End-to-End Autonomous Driving: VLA + World Models + RL

A comprehensive showcase repository for state-of-the-art autonomous driving research, covering end-to-end planning, vision-language-action agents, world models, and reinforcement learning in simulation — built from scratch with real nuScenes data and pretrained model integration.

Vision-Language-Action agent driving in MetaDrive 3D simulation. The agent receives a first-person camera view + a language command, and outputs steering and throttle.

What's Inside

This repo demonstrates 5 different paradigms for autonomous driving, each with working code, training pipelines, and visualization:

#	Module	Paradigm	Data Source	Status
1	End-to-End Planner	UniAD-style perception → planning	nuScenes mini	Trained, demo works
2	VLA Agent (real data)	DriveVLM + Qwen2.5-VL reasoning	nuScenes mini	Trained, demo works
3	World Model	BEV VAE + Vista pretrained	nuScenes mini + Vista	Working with Vista
4	RL Simulation	PPO/DQN in highway-env + MetaDrive	Synthetic	Trained, demo works
5	VLA RL Sim	Vision + Language + Action in 3D sim	Synthetic	Trained, demo + video

Quick Start

git clone https://github.com/wusimo/ad-world-models.git
cd ad-world-models
pip install -e ".[dev]"

Then jump to any module below — each is self-contained.

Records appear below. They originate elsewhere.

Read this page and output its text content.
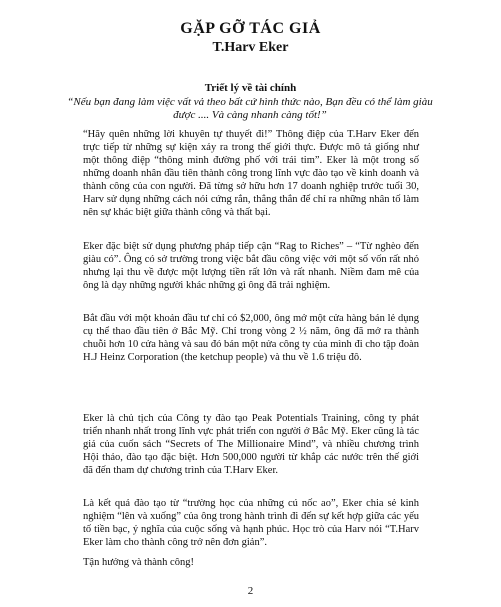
GẶP GỠ TÁC GIẢ
T.Harv Eker
Triết lý về tài chính
“Nếu bạn đang làm việc vất vả theo bất cứ hình thức nào, Bạn đều có thể làm giàu được .... Và càng nhanh càng tốt!”
“Hãy quên những lời khuyên tự thuyết đi!” Thông điệp của T.Harv Eker đến trực tiếp từ những sự kiện xảy ra trong thế giới thực. Được mô tả giống như một thông điệp “thông minh đường phố với trái tim”. Eker là một trong số những doanh nhân đầu tiên thành công trong lĩnh vực đào tạo về kinh doanh và thành công của con người. Đã từng sở hữu hơn 17 doanh nghiệp trước tuổi 30, Harv sử dụng những cách nói cứng rắn, thẳng thắn để chỉ ra những nhân tố làm nên sự khác biệt giữa thành công và thất bại.
Eker đặc biệt sử dụng phương pháp tiếp cận “Rag to Riches” – “Từ nghèo đến giàu có”. Ông có sở trường trong việc bắt đầu công việc với một số vốn rất nhỏ nhưng lại thu về được một lượng tiền rất lớn và rất nhanh. Niềm đam mê của ông là dạy những người khác những gì ông đã trải nghiệm.
Bắt đầu với một khoản đầu tư chỉ có $2,000, ông mở một cửa hàng bán lẻ dụng cụ thể thao đầu tiên ở Bắc Mỹ. Chỉ trong vòng 2 ½ năm, ông đã mở ra thành chuỗi hơn 10 cửa hàng và sau đó bán một nửa công ty của mình đi cho tập đoàn H.J Heinz Corporation (the ketchup people) và thu về 1.6 triệu đô.
Eker là chủ tịch của Công ty đào tạo Peak Potentials Training, công ty phát triển nhanh nhất trong lĩnh vực phát triển con người ở Bắc Mỹ. Eker cũng là tác giả của cuốn sách “Secrets of The Millionaire Mind”, và nhiều chương trình Hội thảo, đào tạo đặc biệt. Hơn 500,000 người từ khắp các nước trên thế giới đã đến tham dự chương trình của T.Harv Eker.
Là kết quả đào tạo từ “trường học của những cú nốc ao”, Eker chia sẻ kinh nghiệm “lên và xuống” của ông trong hành trình đi đến sự kết hợp giữa các yếu tố tiền bạc, ý nghĩa của cuộc sống và hạnh phúc. Học trò của Harv nói “T.Harv Eker làm cho thành công trở nên đơn giản”.
Tận hưởng và thành công!
2
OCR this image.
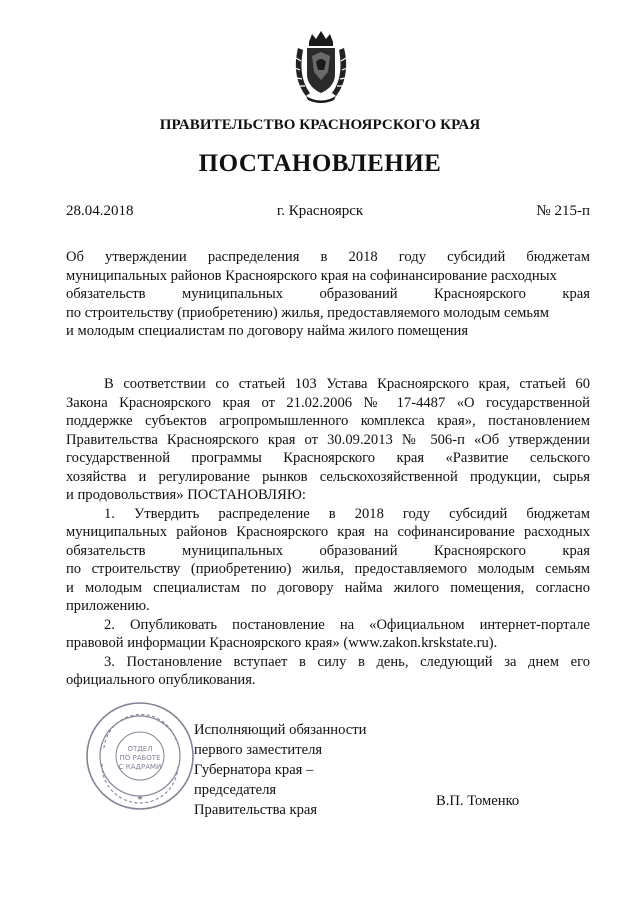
ПРАВИТЕЛЬСТВО КРАСНОЯРСКОГО КРАЯ
ПОСТАНОВЛЕНИЕ
28.04.2018	г. Красноярск	№ 215-п
Об утверждении распределения в 2018 году субсидий бюджетам
муниципальных районов Красноярского края на софинансирование расходных
обязательств муниципальных образований Красноярского края
по строительству (приобретению) жилья, предоставляемого молодым семьям
и молодым специалистам по договору найма жилого помещения
В соответствии со статьей 103 Устава Красноярского края, статьей 60
Закона Красноярского края от 21.02.2006 № 17-4487 «О государственной
поддержке субъектов агропромышленного комплекса края», постановлением
Правительства Красноярского края от 30.09.2013 № 506-п «Об утверждении
государственной программы Красноярского края «Развитие сельского
хозяйства и регулирование рынков сельскохозяйственной продукции, сырья
и продовольствия» ПОСТАНОВЛЯЮ:
1. Утвердить распределение в 2018 году субсидий бюджетам
муниципальных районов Красноярского края на софинансирование расходных
обязательств муниципальных образований Красноярского края
по строительству (приобретению) жилья, предоставляемого молодым семьям
и молодым специалистам по договору найма жилого помещения, согласно
приложению.
2. Опубликовать постановление на «Официальном интернет-портале
правовой информации Красноярского края» (www.zakon.krskstate.ru).
3. Постановление вступает в силу в день, следующий за днем его
официального опубликования.
ОТДЕЛ
ПО РАБОТЕ
С КАДРАМИ
Исполняющий обязанности
первого заместителя
Губернатора края –
председателя
Правительства края
В.П. Томенко
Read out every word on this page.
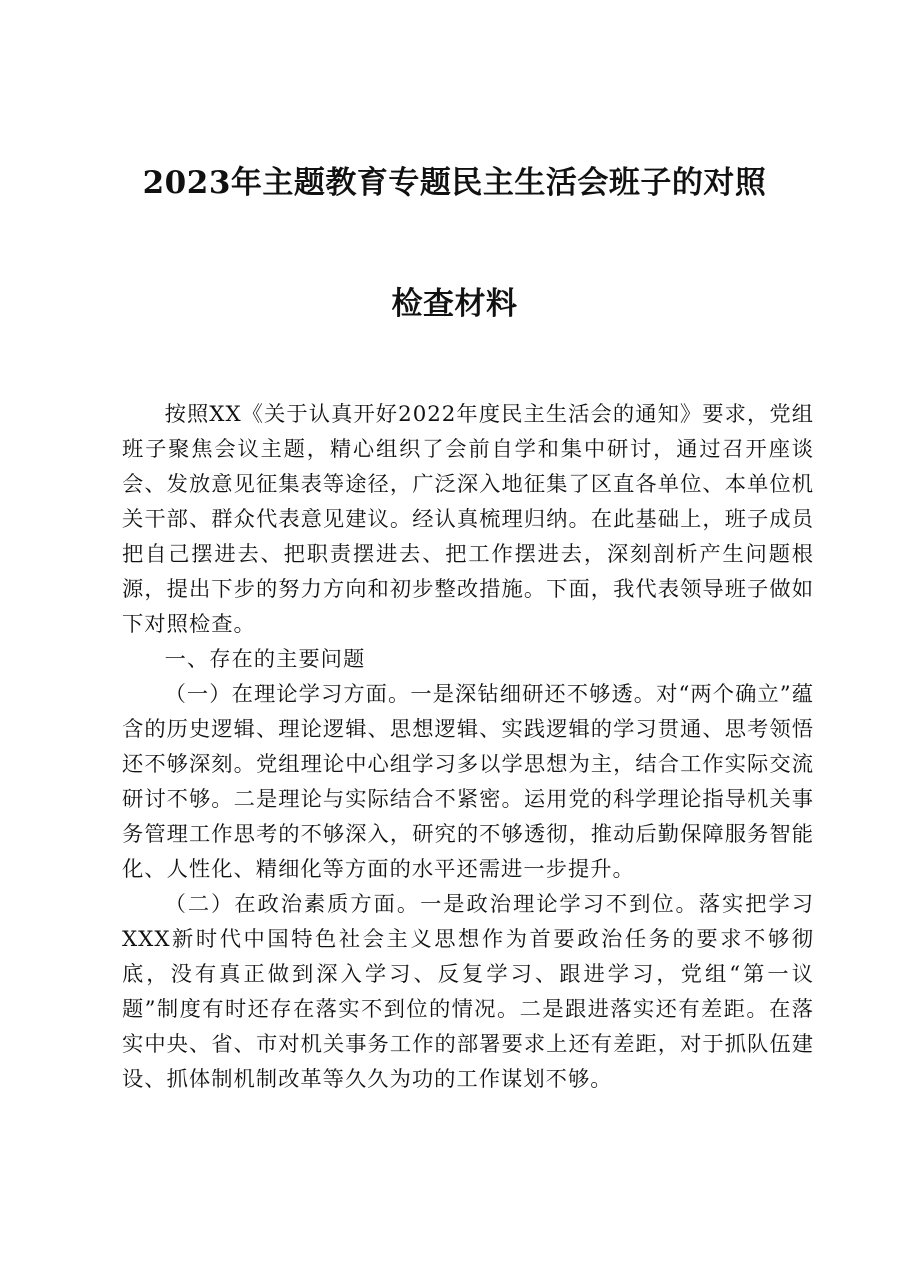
2023年主题教育专题民主生活会班子的对照
检查材料

按照XX《关于认真开好2022年度民主生活会的通知》要求，党组班子聚焦会议主题，精心组织了会前自学和集中研讨，通过召开座谈会、发放意见征集表等途径，广泛深入地征集了区直各单位、本单位机关干部、群众代表意见建议。经认真梳理归纳。在此基础上，班子成员把自己摆进去、把职责摆进去、把工作摆进去，深刻剖析产生问题根源，提出下步的努力方向和初步整改措施。下面，我代表领导班子做如下对照检查。

一、存在的主要问题

（一）在理论学习方面。一是深钻细研还不够透。对“两个确立”蕴含的历史逻辑、理论逻辑、思想逻辑、实践逻辑的学习贯通、思考领悟还不够深刻。党组理论中心组学习多以学思想为主，结合工作实际交流研讨不够。二是理论与实际结合不紧密。运用党的科学理论指导机关事务管理工作思考的不够深入，研究的不够透彻，推动后勤保障服务智能化、人性化、精细化等方面的水平还需进一步提升。

（二）在政治素质方面。一是政治理论学习不到位。落实把学习XXX新时代中国特色社会主义思想作为首要政治任务的要求不够彻底，没有真正做到深入学习、反复学习、跟进学习，党组“第一议题”制度有时还存在落实不到位的情况。二是跟进落实还有差距。在落实中央、省、市对机关事务工作的部署要求上还有差距，对于抓队伍建设、抓体制机制改革等久久为功的工作谋划不够。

1. End-to-End Planner (UniAD-style)

A unified transformer that does detection → motion forecasting → planning in a single forward pass on multi-camera images.

Architecture:

6 Cameras → ResNet50 → Lift-Splat-Shoot BEV (256×200×200)
              → DETR Detection (300 queries)
              → Motion Forecasting (6 modes × 6 timesteps per agent)
              → Planning (collision-aware GRU → 6 waypoints)

Training: L1 loss on ego trajectory. The gradient flows back through all heads, giving even the detection module useful supervision from the planning objective.

Results: After training on nuScenes mini (~8 min on RTX 3090), the predicted trajectory (green) closely follows the ground truth (white) ~17m forward.

# Download nuScenes mini (~4GB, requires free registration at nuscenes.org)
python scripts/download_nuscenes_mini.py --dataroot ./data/nuscenes

# Train (~8 min)
python scripts/train_e2e_planner.py

# Demo
python -m src.e2e_planner.demo

Output: outputs/e2e_planner/e2e_planner_output.png — 3 panels showing GT scene with LiDAR + boxes, model detections + BEV heatmap, and trajectory comparison.

📄 Reference: UniAD (CVPR 2023 Best Paper)

2. VLA Agent with Pretrained Vision-Language Model

A Vision-Language-Action agent that uses Qwen2.5-VL-3B (a real pretrained VLM) for Chain-of-Thought scene reasoning, combined with a trained trajectory decoder for waypoint planning.

Three-panel demo:

Left: Front camera input from nuScenes
Center: Real Chain-of-Thought reasoning from Qwen2.5-VL — scene description, critical objects, behavior prediction, ego decision
Right: GT trajectory (white) vs VLA-predicted trajectory (green, ~24m forward, matches GT)

Architecture:

Camera Image → Qwen2.5-VL-3B → CoT Reasoning (text)
                                ↓
Multi-Camera → BEV → Visual Projector → LM hidden state
                                          ↓
                                  Trajectory Decoder → 6 waypoints

Sample VLM output:

SCENE: Multi-lane urban street with traffic lights, clear weather, modern buildings

CRITICAL OBJECTS: White car approaching from left lane, black SUV from right, bus and truck further ahead

PREDICTIONS: White car likely continues straight or turns left at intersection

DECISION: Maintain current speed approaching intersection

# Train trajectory decoder (~5 min)
python scripts/train_vla_agent.py

# Demo (downloads Qwen2.5-VL-3B on first run, ~7GB)
python -m src.vla_agent.demo

📄 Reference: DriveVLM

3. World Models (BEV + Vista Pretrained)

Two world model implementations side-by-side: a small BEV-space VAE trained from scratch and the pretrained Vista (NeurIPS 2024) for photorealistic future prediction.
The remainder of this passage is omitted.